Last week, the Consumer Financial Protection Bureau announced a $24 million settlement with Honda Motor Company. The CFPB alleges that Honda engaged in discriminatory auto lending that adversely affected thousands of consumers by charging them an unfairly high interest rates. Honda denies any wrongdoing, but has agreed to change its policies. The consent order can be found here.

The CFPB began investigating Honda, the fourth largest auto lender in the country, in early 2013. It looked into loans during a two year period from January 2011 to December 2013. The CFPB found that Honda, like most lenders, set a risk-based interest rate, or “buy rate,” that it conveyed to individual auto dealers, and then allowed auto dealers to charge a higher interest rate when they finalized the deal with the customer. This final rate is known as the “dealer markup.” Dealers are compensated a percentage of the dealer markup by Honda. The practice allowed local dealerships to charge consumers different rates regardless of creditworthiness, the CFPB alleged, which is discriminatory.

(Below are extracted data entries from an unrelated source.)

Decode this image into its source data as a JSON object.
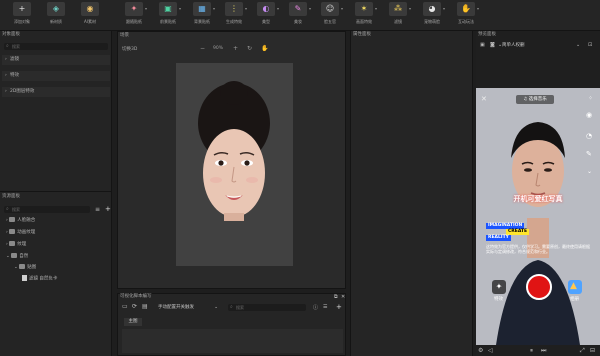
{
  "toolbar": [
    {
      "label": "添加对象",
      "icon": "plus-icon",
      "glyph": "+",
      "color": "#e6e6e6"
    },
    {
      "label": "新材质",
      "icon": "material-icon",
      "glyph": "◈",
      "color": "#6fd1c6"
    },
    {
      "label": "AI素材",
      "icon": "ai-asset-icon",
      "glyph": "◉",
      "color": "#f0c46a"
    },
    {
      "label": "跟随贴纸",
      "icon": "follow-sticker-icon",
      "glyph": "✦",
      "color": "#f28b9a"
    },
    {
      "label": "前景贴纸",
      "icon": "foreground-sticker-icon",
      "glyph": "▣",
      "color": "#4fd3a3"
    },
    {
      "label": "背景贴纸",
      "icon": "background-sticker-icon",
      "glyph": "▦",
      "color": "#69b7f2"
    },
    {
      "label": "生成特效",
      "icon": "generate-effect-icon",
      "glyph": "⋮",
      "color": "#f2e36b"
    },
    {
      "label": "美型",
      "icon": "reshape-icon",
      "glyph": "◐",
      "color": "#c58cf2"
    },
    {
      "label": "美妆",
      "icon": "makeup-icon",
      "glyph": "✎",
      "color": "#e98ae2"
    },
    {
      "label": "脸五官",
      "icon": "face-features-icon",
      "glyph": "☺",
      "color": "#e0e0e0"
    },
    {
      "label": "画面特效",
      "icon": "screen-effect-icon",
      "glyph": "✶",
      "color": "#f5dd62"
    },
    {
      "label": "滤镜",
      "icon": "filter-icon",
      "glyph": "⁂",
      "color": "#f4d25a"
    },
    {
      "label": "宠物萌脸",
      "icon": "pet-face-icon",
      "glyph": "◕",
      "color": "#e6e6e6"
    },
    {
      "label": "互动玩法",
      "icon": "interactive-icon",
      "glyph": "✋",
      "color": "#6ad0f2"
    }
  ],
  "left": {
    "title": "对象面板",
    "search_placeholder": "搜索",
    "sections": [
      "滤镜",
      "特效",
      "2D图层特效"
    ],
    "resource_title": "资源面板",
    "resource_search_placeholder": "搜索",
    "tree": [
      "人脸融合",
      "动画纹理",
      "纹理",
      "自然",
      "贴图",
      "滤镜  自然负卡"
    ]
  },
  "scene": {
    "title": "场景",
    "mode": "切换3D",
    "zoom": "90%"
  },
  "visual": {
    "title": "可视化脚本编写",
    "mode": "手动配置开关触发",
    "search_placeholder": "搜索",
    "tab": "主图"
  },
  "property": {
    "title": "属性面板"
  },
  "preview": {
    "title": "预览面板",
    "device": "简单人权删",
    "choose_music": "选择音乐",
    "overlay_title": "开机可爱红写真",
    "tag1": "IMAGINATION",
    "tag2": "CREATE",
    "tag3": "REALITY",
    "desc": "这特效为官方提供，仅供学习。需要原创，最终使用请根据实际与定调修改，符合规范和行业。",
    "left_btn": "特效",
    "right_btn": "相册"
  }
}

The agency said that Honda permitted dealers to mark up consumers’ interest rates as much as 2.25 percent for contracts with terms of five years or less, and 2 percent for contracts with longer terms.

The CFPB claims that the dealer markup was used unfairly, and that Honda’s policies amounted to “permitting dealers to charge higher interest rates to consumer auto loan borrowers on the basis of race and national origin.” The CFPB investigation found that Honda charged African-American, Hispanic and Asian borrowers higher interest rates on car loans than it did for whites, even where their credit scores were good. Honda’s pricing and compensation structure affected thousands of minority borrowers by increasing the cost of loans by up to $250 over the course of the entire loan.

The consent order contains strong language against Honda’s policies. “The policy and practice of allowing dealers to mark up a consumer’s contract rate and then compensating dealers from that increased interest revenue without adequate controls and monitoring is not justified by legitimate business need and constitutes discrimination,” it said. However, the National Automobile Dealers Association (NADA) notes that dealer markups are common in the industry and that the CFPB order would hurt the ability of individual consumers and dealers to negotiate and offer lower rates to the most qualified borrowers for fear of further CFPB sanctions.